The lack of specifics will immunize you against the accusation that you are a liar, and you’ll earn bonus points for discretion.

But that’s just one person’s advice. What do YOU think, Dr.Babooner?

Things Left Under The Snow

Thanks for the robust conversation yesterday. Obviously a snow day is good for at least one indoor activity – reading and posting comments on blogs!

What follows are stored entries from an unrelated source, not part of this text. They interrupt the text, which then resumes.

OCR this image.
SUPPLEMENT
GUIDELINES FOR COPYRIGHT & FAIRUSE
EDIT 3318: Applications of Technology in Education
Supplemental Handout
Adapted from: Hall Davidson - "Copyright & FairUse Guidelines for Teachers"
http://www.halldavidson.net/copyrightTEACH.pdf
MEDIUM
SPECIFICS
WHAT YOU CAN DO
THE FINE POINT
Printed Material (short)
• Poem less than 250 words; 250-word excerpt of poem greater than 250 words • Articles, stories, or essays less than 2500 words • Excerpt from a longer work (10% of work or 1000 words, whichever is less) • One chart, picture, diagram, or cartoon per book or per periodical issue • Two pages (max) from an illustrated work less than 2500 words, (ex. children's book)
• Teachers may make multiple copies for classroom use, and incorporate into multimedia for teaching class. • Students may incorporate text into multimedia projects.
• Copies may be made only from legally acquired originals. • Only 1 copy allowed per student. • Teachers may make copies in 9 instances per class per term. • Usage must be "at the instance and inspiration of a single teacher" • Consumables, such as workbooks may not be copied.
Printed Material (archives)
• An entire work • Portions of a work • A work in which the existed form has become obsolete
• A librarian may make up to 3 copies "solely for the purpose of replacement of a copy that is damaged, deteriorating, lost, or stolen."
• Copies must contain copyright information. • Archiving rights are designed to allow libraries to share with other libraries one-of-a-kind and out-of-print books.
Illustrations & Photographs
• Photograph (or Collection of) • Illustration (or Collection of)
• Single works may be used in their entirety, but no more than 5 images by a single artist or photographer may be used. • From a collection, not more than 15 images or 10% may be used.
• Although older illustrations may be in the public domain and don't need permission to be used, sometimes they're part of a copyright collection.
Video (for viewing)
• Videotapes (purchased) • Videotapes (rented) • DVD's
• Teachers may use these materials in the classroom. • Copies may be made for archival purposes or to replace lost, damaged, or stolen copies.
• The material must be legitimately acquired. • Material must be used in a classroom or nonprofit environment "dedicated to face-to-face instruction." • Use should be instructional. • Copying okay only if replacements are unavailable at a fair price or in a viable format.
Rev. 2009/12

Barbara in Robbinsdale sent this picture yesterday. It combines two recent themes – ladders and snow. (A terribly dangerous combination, Bathtub Safety Officer Rafferty would say.) It took this recent sequence of posts to open tim’s eyes to how rich he is in ladderage. Yesterday he reported owning two 8 foot ladders, a 16 footer, two 24 footers, a 36, and a 46. That’s 138 feet of ladders, or 46 yards, stretching about halfway down a football field, if you laid them end-to-end. But it would be crazy to do that. They’d be covered up with snow, and the football players would trip over them.

I found myself wishing I had put up Christmas lights and taken down birdbaths and the sundial while I watched the flakes swirl. The Twin Cities forecast includes temperatures above freezing every day for the next week, so there will be melting and a second chance to bring stuff inside.

What treasures did you leave under the snow?